I started with water. I filtered out fluoride and other metals that can be toxic. I then moved onto food. Overhauling my diet took a substantial amount of trial and error and time. I finally figured out through HS groups on Facebook and my own research that nightshades had to be removed, dairy had to be removed, gluten and wheat had to be limited if not removed. Processed foods and sugar had to go. It took years to finally figure it all out. My AS was in remission until I had a baby. Sadly it came back with vengeance, but is now manageable as long as I stick to my new way of eating. My HS has not tunneled (although some holes are still open) since changing my way of eating. Anytime I tried to reintroduce dairy, or processed food or processed sugar, my HS would start to react within hours, verifying food is a huge trigger. I now know for sure food and water are a huge reason for my autoimmune flare-ups. Did they cause them? I don’t know.
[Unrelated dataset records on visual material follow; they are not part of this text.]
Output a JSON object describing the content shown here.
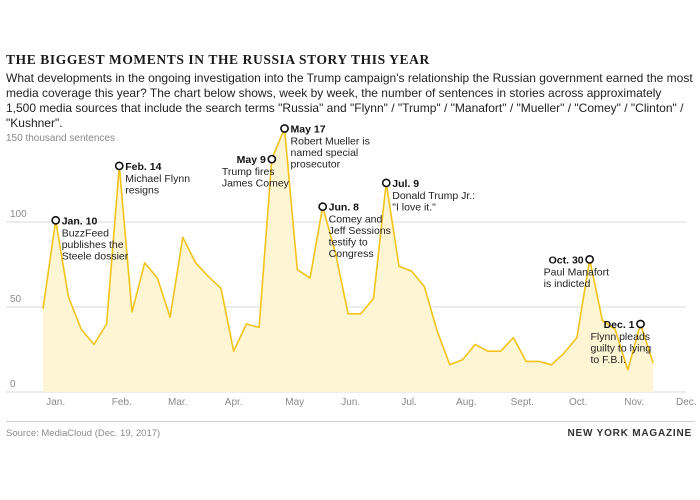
{
  "header": {
    "title": "THE BIGGEST MOMENTS IN THE RUSSIA STORY THIS YEAR",
    "subtitle": "What developments in the ongoing investigation into the Trump campaign's relationship the Russian government earned the most media coverage this year? The chart below shows, week by week, the number of sentences in stories across approximately 1,500 media sources that include the search terms \"Russia\" and \"Flynn\" / \"Trump\" / \"Manafort\" / \"Mueller\" / \"Comey\" / \"Clinton\" / \"Kushner\"."
  },
  "footer": {
    "source": "Source: MediaCloud (Dec. 19, 2017)",
    "publisher": "NEW YORK MAGAZINE"
  },
  "chart_data": {
    "type": "area",
    "ylabel": "150 thousand sentences",
    "ylim": [
      0,
      150
    ],
    "yticks": [
      {
        "value": 50,
        "label": "50"
      },
      {
        "value": 100,
        "label": "100"
      },
      {
        "value": 0,
        "label": "0"
      }
    ],
    "xlim": [
      0,
      50.5
    ],
    "months": [
      {
        "label": "Jan.",
        "week": 1
      },
      {
        "label": "Feb.",
        "week": 6.2
      },
      {
        "label": "Mar.",
        "week": 10.6
      },
      {
        "label": "Apr.",
        "week": 15
      },
      {
        "label": "May",
        "week": 19.8
      },
      {
        "label": "Jun.",
        "week": 24.2
      },
      {
        "label": "Jul.",
        "week": 28.8
      },
      {
        "label": "Aug.",
        "week": 33.3
      },
      {
        "label": "Sept.",
        "week": 37.7
      },
      {
        "label": "Oct.",
        "week": 42.1
      },
      {
        "label": "Nov.",
        "week": 46.5
      },
      {
        "label": "Dec.",
        "week": 50.6
      }
    ],
    "series": [
      {
        "color": "#f2c318",
        "fill": "#fdf5d4",
        "values": [
          49,
          101,
          56,
          37,
          28,
          40,
          133,
          47,
          76,
          67,
          44,
          91,
          76,
          68,
          61,
          24,
          40,
          38,
          137,
          155,
          72,
          67,
          109,
          82,
          46,
          46,
          55,
          123,
          74,
          71,
          62,
          36,
          16,
          19,
          28,
          24,
          24,
          32,
          18,
          18,
          16,
          23,
          32,
          78,
          42,
          37,
          13,
          40,
          17
        ]
      }
    ],
    "annotations": [
      {
        "week": 1,
        "value": 101,
        "date": "Jan. 10",
        "text": [
          "BuzzFeed",
          "publishes the",
          "Steele dossier"
        ],
        "anchor": "right"
      },
      {
        "week": 6,
        "value": 133,
        "date": "Feb. 14",
        "text": [
          "Michael Flynn",
          "resigns"
        ],
        "anchor": "right"
      },
      {
        "week": 18,
        "value": 137,
        "date": "May 9",
        "text": [
          "Trump fires",
          "James Comey"
        ],
        "anchor": "left"
      },
      {
        "week": 19,
        "value": 155,
        "date": "May 17",
        "text": [
          "Robert Mueller is",
          "named special",
          "prosecutor"
        ],
        "anchor": "right"
      },
      {
        "week": 22,
        "value": 109,
        "date": "Jun. 8",
        "text": [
          "Comey and",
          "Jeff Sessions",
          "testify to",
          "Congress"
        ],
        "anchor": "right"
      },
      {
        "week": 27,
        "value": 123,
        "date": "Jul. 9",
        "text": [
          "Donald Trump Jr.:",
          "\"I love it.\""
        ],
        "anchor": "right"
      },
      {
        "week": 43,
        "value": 78,
        "date": "Oct. 30",
        "text": [
          "Paul Manafort",
          "is indicted"
        ],
        "anchor": "left"
      },
      {
        "week": 47,
        "value": 40,
        "date": "Dec. 1",
        "text": [
          "Flynn pleads",
          "guilty to lying",
          "to F.B.I."
        ],
        "anchor": "left"
      }
    ]
  }
}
Some would say I was genetically pre-dispositioned for these, and while that’s probably true, food and water are definite triggers for even worse flare-ups.

I have to wonder if instead of being fed antibiotics and biologics, if I’d been educated about inflammatory foods and removing them, would I still be a stage 1 HS patient? Could I have put my HS into full remission through food management if I’d been given that information sooner? I won’t know, but hopefully I can save others from progressing to stage 3, or better yet help people find full remission and manage their condition.

We are a sick population- heart disease, chronic illness, comorbidities, obesity etc. The one common link to all of these is food, and some could say exercise. We need to start asking ourselves what is in our food? Why is gluten intolerance on the rise along with celiac disease? Bread used to be one of the most wholesome foods out there, rich with minerals we need to survive. When was it filled with sugar, soybean oil and dough conditioners, essentially useless for nutrition?

These conditions and ailments will continue to grow and outpace our healthcare system. It is not a sustainable system as is; we simply can’t afford what is coming. The United States (i.e.- the world) needs to take a look at what the cost of processing and mutating our food is. Can our human bodies withstand these changes and adapt? So far, our bodies rebel with a resounding no. So how do we fix it?

Take action in your local farmers market. Support natural growers. Reach out to your politicians, look into your states policies on what kind of food can be sold to the masses, engaging with your surroundings and with those who make laws that affect your well being. Any little bit helps. A healthy food movement has to start somewhere, so why not with you?